GenStage: How to handle situations where producer cannot provide events?

1.6k views Asked by At

Following scenario: A GenStage producer handles a Twitter Stream (using the Stream API and ExTwitter) and providing a set of tweets (max. the demand the consumer is asking for) to a GenStage consumer. The consumer then just prints them.

Following problem: I am looking for specific tweets so there aren't always new tweets available. If the GenStage producer is returning an empty list of events, the consumer will stop asking. See this issue and José Valims reply for more.

I am not sure how to address this issue. Any help is greatly appreciated. This is what I have so far:

defmodule MyApp.TwitterProducer do
  use GenStage
  alias MyApp.TwitterStream

  def start_link(:ok) do
    GenStage.start_link(__MODULE__, :ok)
  end

  def init(:ok) do
    # This creates a regular Elixir Stream
    # I use this as the state so that not every
    # time the consumer asks for new data
    # a new stream is initiated
    stream = TwitterStream.get_stream
    {:producer, stream}
  end

  def handle_demand(demand, stream) do
    # Take tweets from the stream and 
    # turn them into a list. Then return 
    # them to the consumer
    chunk = Stream.take(stream, demand)
    events = Enum.to_list(chunk)
    {:noreply, events, stream}
  end


  def handle_info(_msg, state) do
    # I as getting an "wrong message" error 
    # before I implemented this function myself
    # It does nothing special to my case
    {:noreply, [], state}
  end

end

defmodule MyApp.TwitterConsumer do
  use GenStage

  def start_link() do
    GenStage.start_link(__MODULE__, :ok)
  end

  def init(:ok) do
    {:consumer, :the_state_does_not_matter}
  end

  def handle_events(events, _from, state) do

    Process.sleep(3000)
    IO.inspect(events)

    # We are a consumer, so we would never emit items.
    {:noreply, [], state}
  end

end

# Let's fire this thing up
{:ok, p} = GenStage.start_link(MyApp.TwitterProducer, :ok, name: MyApp.TwitterProducer)
{:ok, c} = GenStage.start_link(MyApp.TwitterConsumer, :ok, name: MyApp.TwitterConsumer)
GenStage.sync_subscribe(c, to: p, max_demand: 3)

What happens is: This runs for a while, then stops. As I understand as soon as there is an empty event list returned by the producer.
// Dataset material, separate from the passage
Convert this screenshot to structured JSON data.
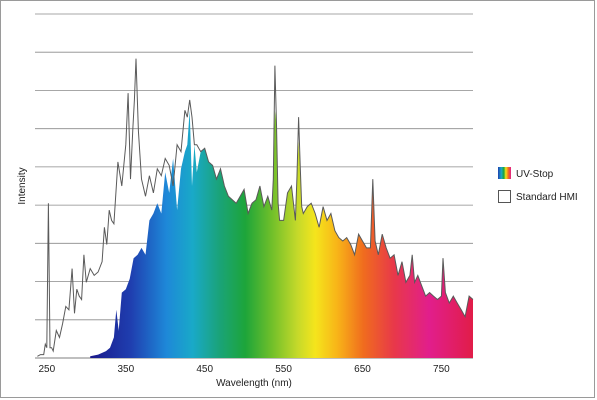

Edit: Interestingly enough: If I set demand to 1 it keeps running. But it is much, much slower than querying the Twitter Stream API directly. Meaning I receive ten times less tweets. My theory is that it is due to the repeated Stream.take calls instead of just calling Enum.to_list for the whole stream. But I find it still very confusing. Any ideas what I am missing?

1

There are 1 answers

2
Aleksei Matiushkin On

There is a significant (but unfortunately not expressed in bold) sentence in the documentation on GenStage.handle_demand/2:

The producer must either store the demand or return the events requested.

That said, instead of block on Stream.take one might be explicitly aware of the task might be blocking and handle the case, collecting the demand in such a case using Task.await/2 with a reasonable timeout (maybe Task.yield/2 could be of use in more complicated checks, but here it seems to be an overkill.)

From the documentation:

If you don’t want the task to fail then you must change the heavy_fun/0 code in the same way you would achieve it if you didn’t have the async call. For example, to either return {:ok, val} | :error results or, in more extreme cases, by using try/rescue.

The documentation lacks the examples, though. OTOH, here it probably would be easier just to return empty list and forget about collecting demand:

def handle_demand(demand, stream) do
  try do
    task = Task.async(fn ->
      stream
      |> Stream.take(demand)
      |> Enum.to_list()
    end)
    Task.await(task, 1000) # one sec
  catch
    :exit, {:timeout, {Task, :await, [_, 1000]}} ->
      {:noreply, [], stream}
  else
    events when is_list(events) ->
      {:noreply, events, stream}
  end
end